« Nous ne possédons rien, pas même cette pièce... enfin, à part les barriques », explique Thomas Bachelder depuis son domaine viticole de Beamsville, qui est en réalité un garage loué aux propriétaires d'une entreprise d'excavation.
Nous sommes assis sur des seaux de 20 litres renversés autour d'une longue table improvisée, impatients de découvrir la diversité des vignobles, des régions et des pays que nous allons bientôt déguster, tous produits par l'homme en face de nous. Pour la marque Thomas Bachelder, il achète des fruits récoltés dans les meilleurs vignobles de l'escarpement du Niagara (Wismer, dont Foxcroft, et Saunders), et il est le vigneron du nouveau domaine Queylus . Son expertise des vignobles et des caves du Niagara est évidente : c'est lui dont la vinification a fait la renommée du Clos Jordanne . Thomas est un homme d'une énergie inépuisable, souvent indirecte ; il est impatient de partager ses connaissances et de susciter l'enthousiasme.
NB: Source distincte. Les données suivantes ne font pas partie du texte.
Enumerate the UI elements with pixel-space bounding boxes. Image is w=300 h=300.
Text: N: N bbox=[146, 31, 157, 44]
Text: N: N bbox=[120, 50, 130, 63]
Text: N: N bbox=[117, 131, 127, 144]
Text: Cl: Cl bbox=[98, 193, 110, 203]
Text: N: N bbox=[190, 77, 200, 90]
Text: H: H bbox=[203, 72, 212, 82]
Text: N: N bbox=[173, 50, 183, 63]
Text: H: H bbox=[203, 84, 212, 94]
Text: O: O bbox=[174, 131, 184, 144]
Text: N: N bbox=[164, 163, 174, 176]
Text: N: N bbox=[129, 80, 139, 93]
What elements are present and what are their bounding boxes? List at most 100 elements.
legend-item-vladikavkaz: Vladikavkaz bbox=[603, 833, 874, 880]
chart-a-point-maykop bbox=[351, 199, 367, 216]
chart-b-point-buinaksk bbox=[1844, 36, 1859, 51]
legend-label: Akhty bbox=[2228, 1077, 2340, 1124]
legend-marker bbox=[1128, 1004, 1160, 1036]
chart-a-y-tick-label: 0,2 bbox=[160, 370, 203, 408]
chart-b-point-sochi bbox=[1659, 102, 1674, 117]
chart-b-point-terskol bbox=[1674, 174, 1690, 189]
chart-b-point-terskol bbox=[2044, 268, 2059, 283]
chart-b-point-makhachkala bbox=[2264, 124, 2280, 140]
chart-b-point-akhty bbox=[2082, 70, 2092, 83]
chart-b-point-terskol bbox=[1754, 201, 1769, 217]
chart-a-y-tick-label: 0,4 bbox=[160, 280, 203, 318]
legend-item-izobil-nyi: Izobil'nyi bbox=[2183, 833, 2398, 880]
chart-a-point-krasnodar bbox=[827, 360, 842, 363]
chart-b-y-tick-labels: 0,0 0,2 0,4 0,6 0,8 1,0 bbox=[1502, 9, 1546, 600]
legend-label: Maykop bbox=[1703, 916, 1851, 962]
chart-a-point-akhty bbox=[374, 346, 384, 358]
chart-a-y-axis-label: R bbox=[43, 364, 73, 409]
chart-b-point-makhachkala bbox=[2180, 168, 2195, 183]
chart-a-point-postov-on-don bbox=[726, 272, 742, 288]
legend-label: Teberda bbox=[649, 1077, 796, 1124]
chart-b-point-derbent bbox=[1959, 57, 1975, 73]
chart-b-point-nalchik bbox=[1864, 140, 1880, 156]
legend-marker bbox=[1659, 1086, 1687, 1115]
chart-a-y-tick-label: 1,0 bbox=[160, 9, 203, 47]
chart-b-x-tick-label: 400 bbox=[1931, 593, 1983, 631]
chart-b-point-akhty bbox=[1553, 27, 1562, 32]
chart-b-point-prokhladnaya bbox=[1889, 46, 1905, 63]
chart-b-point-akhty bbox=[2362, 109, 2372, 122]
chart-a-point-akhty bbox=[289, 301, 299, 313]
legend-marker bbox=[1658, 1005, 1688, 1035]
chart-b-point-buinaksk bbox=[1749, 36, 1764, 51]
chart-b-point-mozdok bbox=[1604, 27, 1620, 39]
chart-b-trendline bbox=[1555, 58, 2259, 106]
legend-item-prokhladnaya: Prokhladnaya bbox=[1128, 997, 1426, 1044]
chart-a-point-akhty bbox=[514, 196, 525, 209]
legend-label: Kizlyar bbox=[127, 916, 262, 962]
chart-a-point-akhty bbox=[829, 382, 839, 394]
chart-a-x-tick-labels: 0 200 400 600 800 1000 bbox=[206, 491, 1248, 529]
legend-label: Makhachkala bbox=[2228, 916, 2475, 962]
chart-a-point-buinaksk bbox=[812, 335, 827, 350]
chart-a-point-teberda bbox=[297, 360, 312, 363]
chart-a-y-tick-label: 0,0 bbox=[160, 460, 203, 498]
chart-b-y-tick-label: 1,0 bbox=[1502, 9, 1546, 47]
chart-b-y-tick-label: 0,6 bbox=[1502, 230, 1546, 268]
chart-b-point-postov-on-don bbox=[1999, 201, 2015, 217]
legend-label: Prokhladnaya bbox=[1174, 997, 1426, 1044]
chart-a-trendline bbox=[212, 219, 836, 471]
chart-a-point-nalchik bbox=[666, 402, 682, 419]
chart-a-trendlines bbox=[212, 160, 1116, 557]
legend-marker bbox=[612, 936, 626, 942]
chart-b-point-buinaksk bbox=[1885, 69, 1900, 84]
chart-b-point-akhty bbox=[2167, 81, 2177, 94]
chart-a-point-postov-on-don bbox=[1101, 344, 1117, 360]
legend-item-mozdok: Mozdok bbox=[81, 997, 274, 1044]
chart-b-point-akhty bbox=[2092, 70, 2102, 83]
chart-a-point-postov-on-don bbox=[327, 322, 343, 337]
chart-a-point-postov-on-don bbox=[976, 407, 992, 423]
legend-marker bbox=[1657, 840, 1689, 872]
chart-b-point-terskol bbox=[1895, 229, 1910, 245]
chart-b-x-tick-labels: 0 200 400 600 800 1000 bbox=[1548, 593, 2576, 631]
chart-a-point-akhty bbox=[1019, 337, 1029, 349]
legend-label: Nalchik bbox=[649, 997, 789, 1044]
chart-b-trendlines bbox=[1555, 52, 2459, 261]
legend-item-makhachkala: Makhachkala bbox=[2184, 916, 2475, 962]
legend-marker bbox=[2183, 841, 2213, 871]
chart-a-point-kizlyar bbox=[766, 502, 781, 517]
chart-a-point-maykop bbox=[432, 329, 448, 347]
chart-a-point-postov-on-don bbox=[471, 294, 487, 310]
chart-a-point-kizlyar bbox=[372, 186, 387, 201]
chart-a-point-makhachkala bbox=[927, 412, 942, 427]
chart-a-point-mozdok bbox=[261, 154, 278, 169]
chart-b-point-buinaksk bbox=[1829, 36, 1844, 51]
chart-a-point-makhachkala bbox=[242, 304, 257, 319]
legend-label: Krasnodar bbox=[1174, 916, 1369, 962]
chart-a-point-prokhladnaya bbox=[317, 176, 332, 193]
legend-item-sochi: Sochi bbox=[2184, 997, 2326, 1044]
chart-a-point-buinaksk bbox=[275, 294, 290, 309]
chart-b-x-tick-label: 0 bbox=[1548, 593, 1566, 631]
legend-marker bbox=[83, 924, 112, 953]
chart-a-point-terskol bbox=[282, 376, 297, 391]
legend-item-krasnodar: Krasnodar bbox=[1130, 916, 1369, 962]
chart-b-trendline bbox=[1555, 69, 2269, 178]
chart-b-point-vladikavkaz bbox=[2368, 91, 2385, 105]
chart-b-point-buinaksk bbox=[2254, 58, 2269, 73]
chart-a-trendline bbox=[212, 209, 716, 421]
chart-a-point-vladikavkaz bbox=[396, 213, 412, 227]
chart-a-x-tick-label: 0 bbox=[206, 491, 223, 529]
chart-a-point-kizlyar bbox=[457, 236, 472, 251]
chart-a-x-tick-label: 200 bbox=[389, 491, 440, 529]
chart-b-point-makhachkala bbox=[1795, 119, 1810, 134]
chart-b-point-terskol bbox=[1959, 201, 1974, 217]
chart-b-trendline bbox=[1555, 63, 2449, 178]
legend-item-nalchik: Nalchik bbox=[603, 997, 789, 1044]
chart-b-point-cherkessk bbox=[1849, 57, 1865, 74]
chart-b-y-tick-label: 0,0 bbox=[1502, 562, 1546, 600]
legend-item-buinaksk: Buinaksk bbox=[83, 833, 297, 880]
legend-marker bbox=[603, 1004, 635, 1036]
Contrairement aux vignerons itinérants qui choisissent une région dans l'hémisphère opposé pour permettre des vendanges décalées, il opère dans trois régions proches de la même latitude : l'Oregon, le Niagara et la Bourgogne .
Les vins de Thomas Bachelder privilégient les cépages bourguignons (aux côtés du pinot et du chardonnay en France, il produit un superbe aligoté ainsi qu'un pinot blanc de Savigny-lès-Beaune). J'ai particulièrement apprécié les vins qu'il produit en France et leur rapport qualité-prix (son Bourgogne blanc 2009, son Saint-Véran 2012 et son aligoté 2013 sont tous à moins de 30 $). Mon préféré était un Marsannay « Clos du Roy » 2012 éclatant, à environ 40 $. Il espère à terme s'approvisionner en raisins dans les vignobles plus prestigieux de la Côte de Beaune, mais il reconnaît que, même pour quelqu'un qui n'est pas étranger à la région, ces relations prennent des années à s'établir.
En Ontario, il produit du pinot noir et du chardonnay, privilégiant les vins issus de vignobles uniques et de terroirs spécifiques. C'est cette quête bourguignonne de l'authenticité des terroirs exceptionnels qu'il transpose à Niagara . C'est une attention portée à ces cépages que j'ai rarement vus au Canada, mais les vignobles de la famille Meyer, à Okanagan Falls, me viennent à l'esprit. Les chardonnays de Meyer ont été les premiers de Colombie-Britannique à m'avoir vraiment marqué. J'admire son dévouement envers deux cépages suffisamment énigmatiques pour exiger votre attention toute une vie.
Les vins de Bachelder ont tendance à exprimer un style réservé, acide et minéral. Le plus remarquable à mes yeux, et désormais parmi mes Chardonnays canadiens préférés, est le Wismer Vineyard 2011 ; il possède une tension et un équilibre rares. Plus tard, il nous a servi deux échantillons de fûts de vins élevés dans les mêmes conditions, provenant de parcelles distinctes du vignoble Foxcroft, dont nous avions parcouru les rangs plus tôt dans la journée. Le vignoble possède un sol limoneux qui encrasse les chaussures et, malgré l'absence de pierres visibles, il présente une forte teneur en calcaire, finement moulu. Un verre provenait d'un endroit légèrement plus élevé sur l'escarpement, avec une pente plus prononcée, et l'autre d'un endroit plat, plus proche du lac. Contrairement à ce que nous aurions pu imaginer, le vin de ce plat a été unanimement apprécié. Thomas nous a expliqué qu'il nous faudra des années pour découvrir les nuances de nos meilleurs vignobles, un savoir-faire que les Français cultivent depuis des générations.